Sustainable development goals discussions are good and propose clear solutions, but they are also confusing. Maybe because there are too many of them and they are in competition with each other.
During the Water Integrity Forum in June and the Stockholm World Water Week in September, there were many sessions and informal discussions about the post 2015 agenda, the current millennium goals and the post 2015 agenda seems to focus on the formulation of new objectives and targets with a greater concern for sustainability of achievements rather than the agenda itself.
What adds to confusion is that there seem to be many agendas of different international or global initiatives that may be relevant in some, but not in all country or regional contexts. Worse, there seems to be fierce competition between different lobbies or water sector communities or schools of thinking. The one WASH goal community, the one water goal school of thought, the three water pillars without a roof, and the plan B1 and plan B2 supporters (whatever these may be) are all competing for attention.
But my question is: How important really are these sustainable development goals and why would they be better than the existing MDGs? Could it be argued that such global goals are less important than the underlying principles and values? Could there be a real need to change attitudes, behaviour, policies and government priorities to make human development with equity and respect for the human being and environment a reality? These are questions that I ask myself as I plan my attendance at the Budapest Water Summit next week.

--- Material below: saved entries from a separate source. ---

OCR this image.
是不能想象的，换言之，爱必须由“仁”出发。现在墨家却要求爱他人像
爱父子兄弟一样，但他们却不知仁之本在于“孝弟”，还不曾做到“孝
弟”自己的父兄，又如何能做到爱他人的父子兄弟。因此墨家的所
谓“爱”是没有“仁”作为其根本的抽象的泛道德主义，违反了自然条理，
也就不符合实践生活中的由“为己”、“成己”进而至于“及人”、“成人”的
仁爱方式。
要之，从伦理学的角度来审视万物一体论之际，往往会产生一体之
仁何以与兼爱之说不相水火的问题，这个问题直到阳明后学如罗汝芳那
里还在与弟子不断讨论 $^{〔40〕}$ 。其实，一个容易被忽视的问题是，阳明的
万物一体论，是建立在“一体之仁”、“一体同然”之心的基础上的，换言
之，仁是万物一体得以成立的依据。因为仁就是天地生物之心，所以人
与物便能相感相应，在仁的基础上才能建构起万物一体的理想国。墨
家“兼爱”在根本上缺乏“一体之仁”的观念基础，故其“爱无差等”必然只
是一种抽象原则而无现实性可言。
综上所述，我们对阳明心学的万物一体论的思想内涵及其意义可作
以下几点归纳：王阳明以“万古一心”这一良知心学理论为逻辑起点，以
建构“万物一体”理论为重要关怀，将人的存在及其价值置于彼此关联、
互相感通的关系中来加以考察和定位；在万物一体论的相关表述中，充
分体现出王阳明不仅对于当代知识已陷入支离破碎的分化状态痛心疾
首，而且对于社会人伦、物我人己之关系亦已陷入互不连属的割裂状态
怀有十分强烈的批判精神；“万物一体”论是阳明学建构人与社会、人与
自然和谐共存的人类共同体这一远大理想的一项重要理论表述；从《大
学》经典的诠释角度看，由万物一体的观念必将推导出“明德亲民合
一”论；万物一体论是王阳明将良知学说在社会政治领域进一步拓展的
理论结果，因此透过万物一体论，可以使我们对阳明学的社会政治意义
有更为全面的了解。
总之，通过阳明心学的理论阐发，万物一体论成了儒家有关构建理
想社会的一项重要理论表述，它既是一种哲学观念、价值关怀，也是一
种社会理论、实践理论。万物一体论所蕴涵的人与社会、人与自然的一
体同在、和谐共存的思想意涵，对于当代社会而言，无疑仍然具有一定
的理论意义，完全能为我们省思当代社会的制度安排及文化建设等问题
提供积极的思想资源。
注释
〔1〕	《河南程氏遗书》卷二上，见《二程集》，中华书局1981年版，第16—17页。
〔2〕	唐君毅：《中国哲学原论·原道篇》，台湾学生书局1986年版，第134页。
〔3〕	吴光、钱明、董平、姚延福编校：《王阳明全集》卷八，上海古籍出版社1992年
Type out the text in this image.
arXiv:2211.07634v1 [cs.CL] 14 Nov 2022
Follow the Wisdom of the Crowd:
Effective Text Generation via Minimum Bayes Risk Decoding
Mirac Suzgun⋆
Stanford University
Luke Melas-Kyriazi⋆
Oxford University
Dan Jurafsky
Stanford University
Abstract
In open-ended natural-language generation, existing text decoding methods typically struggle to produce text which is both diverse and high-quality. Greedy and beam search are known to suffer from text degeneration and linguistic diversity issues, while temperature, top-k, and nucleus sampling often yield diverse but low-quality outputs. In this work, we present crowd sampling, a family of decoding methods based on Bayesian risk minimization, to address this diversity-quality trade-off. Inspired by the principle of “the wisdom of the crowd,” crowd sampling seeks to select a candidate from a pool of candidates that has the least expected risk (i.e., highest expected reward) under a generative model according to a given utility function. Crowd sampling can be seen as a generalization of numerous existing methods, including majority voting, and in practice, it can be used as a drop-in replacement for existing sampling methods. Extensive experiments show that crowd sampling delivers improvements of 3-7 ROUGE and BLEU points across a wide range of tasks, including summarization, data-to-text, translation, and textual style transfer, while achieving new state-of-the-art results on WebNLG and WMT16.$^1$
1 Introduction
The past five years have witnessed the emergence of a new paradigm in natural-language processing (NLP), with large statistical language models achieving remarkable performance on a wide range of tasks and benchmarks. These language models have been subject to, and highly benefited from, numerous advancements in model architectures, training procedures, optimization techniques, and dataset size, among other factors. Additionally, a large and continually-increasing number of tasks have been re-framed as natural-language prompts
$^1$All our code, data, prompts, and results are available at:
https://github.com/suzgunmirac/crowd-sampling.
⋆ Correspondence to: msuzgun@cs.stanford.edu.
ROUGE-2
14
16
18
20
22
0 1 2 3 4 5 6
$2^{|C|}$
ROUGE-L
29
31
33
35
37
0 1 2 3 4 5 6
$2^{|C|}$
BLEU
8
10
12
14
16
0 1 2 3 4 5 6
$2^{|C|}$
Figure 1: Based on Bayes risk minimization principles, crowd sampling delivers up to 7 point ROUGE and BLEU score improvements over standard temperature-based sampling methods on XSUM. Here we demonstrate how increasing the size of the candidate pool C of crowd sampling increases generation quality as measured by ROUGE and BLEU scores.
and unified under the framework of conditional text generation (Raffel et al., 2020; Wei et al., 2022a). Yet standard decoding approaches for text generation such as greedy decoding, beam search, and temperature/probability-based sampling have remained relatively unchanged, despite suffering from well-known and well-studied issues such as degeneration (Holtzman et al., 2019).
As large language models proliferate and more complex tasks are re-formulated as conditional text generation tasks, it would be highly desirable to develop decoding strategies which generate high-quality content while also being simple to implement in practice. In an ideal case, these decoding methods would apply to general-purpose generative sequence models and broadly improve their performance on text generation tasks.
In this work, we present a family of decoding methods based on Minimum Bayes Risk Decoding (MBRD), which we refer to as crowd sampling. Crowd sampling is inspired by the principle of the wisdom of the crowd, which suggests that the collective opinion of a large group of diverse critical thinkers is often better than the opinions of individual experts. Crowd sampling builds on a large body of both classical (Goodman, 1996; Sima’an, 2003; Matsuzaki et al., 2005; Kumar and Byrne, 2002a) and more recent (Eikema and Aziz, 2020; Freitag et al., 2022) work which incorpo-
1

It seems clear that many heads of states and governments are not interested in these newly conceived global development goals as such. And indeed, to be realistic, development goals and sustainable investment strategies need to be formulated at appropriate levels within countries. The mix of goals needs to be chosen within a context. An international logical framework seems logical, but when translated into a local language and put into a specific context, one realizes that it actually isn’t. Conceptual and intellectual, political and professional integrity is needed to change this paradigm.
Sustainable and equitable access to water for multiple purposes and a healthy and clean living environment (including toilets, but not just that) will not be achieved without integrity and high ethical standards. In countries increasing and systemic corruption, the water sector needs to set an example and invest in good governance and water integrity. This perspective should become a top priority also in terms of government budgets in developing countries.
Will the Budapest Water Summit rise above the struggle between different water schools and communities? Will it provide the right mix of guiding principles for the post 2015 agenda to allow for a new UN resolution to be of added value in terms of sustainable impact for the poor? Will it address the challenges of today in such a way that the political leaders of countries, cities and districts will hear the call and act with honesty?
We don’t know, but what is clear is that there is a need for a chorus of people and organisations that together sing the water integrity tune in communities, cities, countries, river basins:
Without love, no future,
Without water, no life,
Without integrity, no sustainability,
Those who don’t see this are blind.
Unfortunately, this tune has yet to be composed, but the message may well be the right one.